- Born: Leonora Okine 11 July 1981 (age 44) Accra, Ghana
- Education: St Mary's Senior High School University of Ghana Accra Business School Ghana Institute of Management and Public Administration
- Occupations: Actress, business strategist, philanthropist
- Known for: Tinsel (TV series), MTV Shuga
- Awards: Golden Movie Award Africa (GMAA), 2015.

= Leonora Okine =

Ghanaian actress

Leonora Okine (born July 11, 1981) is a Ghanaian actress, philanthropist and business strategist.

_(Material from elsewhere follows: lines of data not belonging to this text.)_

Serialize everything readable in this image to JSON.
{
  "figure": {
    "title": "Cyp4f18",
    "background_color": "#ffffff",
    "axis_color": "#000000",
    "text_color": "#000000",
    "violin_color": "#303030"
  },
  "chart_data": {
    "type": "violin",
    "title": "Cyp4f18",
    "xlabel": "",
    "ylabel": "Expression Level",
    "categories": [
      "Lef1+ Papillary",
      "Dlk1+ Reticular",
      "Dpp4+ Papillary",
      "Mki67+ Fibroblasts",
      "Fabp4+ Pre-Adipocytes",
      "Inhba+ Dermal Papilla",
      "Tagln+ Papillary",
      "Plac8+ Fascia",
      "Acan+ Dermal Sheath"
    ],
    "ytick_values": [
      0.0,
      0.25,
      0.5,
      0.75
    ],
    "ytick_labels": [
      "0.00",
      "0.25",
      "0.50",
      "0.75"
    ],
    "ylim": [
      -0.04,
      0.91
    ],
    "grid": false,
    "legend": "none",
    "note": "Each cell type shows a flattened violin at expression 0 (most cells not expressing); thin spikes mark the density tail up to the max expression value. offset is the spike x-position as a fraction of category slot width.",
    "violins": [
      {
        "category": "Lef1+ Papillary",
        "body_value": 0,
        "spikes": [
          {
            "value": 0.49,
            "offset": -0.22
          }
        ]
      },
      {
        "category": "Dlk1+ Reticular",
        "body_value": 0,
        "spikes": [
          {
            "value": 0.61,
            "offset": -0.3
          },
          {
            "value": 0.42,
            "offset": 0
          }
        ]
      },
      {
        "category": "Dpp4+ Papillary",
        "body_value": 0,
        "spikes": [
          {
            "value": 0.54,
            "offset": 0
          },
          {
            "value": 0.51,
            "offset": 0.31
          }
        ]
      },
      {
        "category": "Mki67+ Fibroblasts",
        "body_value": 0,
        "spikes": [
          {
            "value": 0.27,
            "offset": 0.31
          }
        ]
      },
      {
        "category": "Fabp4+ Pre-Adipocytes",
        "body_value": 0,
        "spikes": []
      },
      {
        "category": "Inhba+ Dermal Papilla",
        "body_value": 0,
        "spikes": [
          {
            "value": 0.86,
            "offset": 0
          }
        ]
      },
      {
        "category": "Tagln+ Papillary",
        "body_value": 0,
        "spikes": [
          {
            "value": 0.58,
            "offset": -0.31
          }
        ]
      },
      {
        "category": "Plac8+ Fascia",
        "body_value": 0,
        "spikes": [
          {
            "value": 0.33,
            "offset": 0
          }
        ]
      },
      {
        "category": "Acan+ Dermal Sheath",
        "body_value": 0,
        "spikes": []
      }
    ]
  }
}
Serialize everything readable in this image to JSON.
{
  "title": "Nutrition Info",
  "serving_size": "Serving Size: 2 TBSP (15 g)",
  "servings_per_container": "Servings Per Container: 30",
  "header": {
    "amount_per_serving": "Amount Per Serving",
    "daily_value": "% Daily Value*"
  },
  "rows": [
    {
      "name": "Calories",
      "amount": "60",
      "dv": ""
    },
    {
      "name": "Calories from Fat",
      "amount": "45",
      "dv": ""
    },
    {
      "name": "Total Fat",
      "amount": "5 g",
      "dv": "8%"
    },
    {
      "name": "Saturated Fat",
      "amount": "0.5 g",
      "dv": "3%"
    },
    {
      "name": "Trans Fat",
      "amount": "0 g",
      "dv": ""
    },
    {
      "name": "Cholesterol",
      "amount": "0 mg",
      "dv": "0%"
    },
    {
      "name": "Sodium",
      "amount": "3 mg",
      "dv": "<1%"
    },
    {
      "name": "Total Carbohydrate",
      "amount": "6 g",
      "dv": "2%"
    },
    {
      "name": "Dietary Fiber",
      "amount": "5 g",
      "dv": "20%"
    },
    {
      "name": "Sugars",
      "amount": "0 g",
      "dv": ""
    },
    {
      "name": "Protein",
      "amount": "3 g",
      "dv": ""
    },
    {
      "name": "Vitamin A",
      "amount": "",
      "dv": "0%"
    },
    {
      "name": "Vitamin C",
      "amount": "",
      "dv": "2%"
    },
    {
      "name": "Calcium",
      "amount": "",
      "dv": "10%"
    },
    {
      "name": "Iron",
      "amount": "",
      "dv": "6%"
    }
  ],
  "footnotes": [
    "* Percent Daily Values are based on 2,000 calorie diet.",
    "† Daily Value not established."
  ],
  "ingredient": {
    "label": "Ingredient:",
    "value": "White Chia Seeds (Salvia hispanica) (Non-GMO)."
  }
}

== Personal life and education ==
Leonora was born in Accra, Ghana. She received her early education at Bishop Joel Primary and JHS. She is an alumna of St Mary's Senior High School, Accra, where she completed her secondary school education.
She studied Biological Science at the University of Ghana, Legon, she furthered at Accra Business School where she earned an MBA in Project Management. She continued in 2007 to study Operations and Project Management at the Ghana Institute of Management and Public Administration.

== Acting career==
Leonora's acting career started with a guest appearance in Ghanaian television series, Different Shades of Blue (2007).
In 2012 she replaced Matilda Obaseki in the Nigerian award-winning TV Series, Tinsel (TV series), playing the role of Angela Dede.
She played "Malaika" in seven episodes of MTV drama series, Shuga.
She has starred in Marrying the Game, Kpians: The Feast of Souls, Love and War, In Line, Beautiful Monster, and Desperation.

==Filmography==
===Film===
- Enemy of My Soul (2008)
- Beautiful Monster (2010)
- Insurgents (2011)
- Blood and Chocolate (2012)
- Love and War (2013) as Vivian
- Kpians: The Feast of Souls (2014) as Tricia
- In Line (2017) as Vanessa
- Wide Awake (2019)

===Television===
- Different Shades of Blue (2007) as Natasha
- Secrets (2009)
- Desperation (2009)
- Happy Family (2011)
- Tinsel (TV series) (2012)
- 5 Brides (2012)
- Echoes (2012)
- PEEP (2012)
- MTV Shuga (2013) as Malaika
- Married To The Game (2014) as Gloria Coker

== Recognition ==
Best Actress in TV Series category, Golden Movie Award Africa (GMAA), 2015.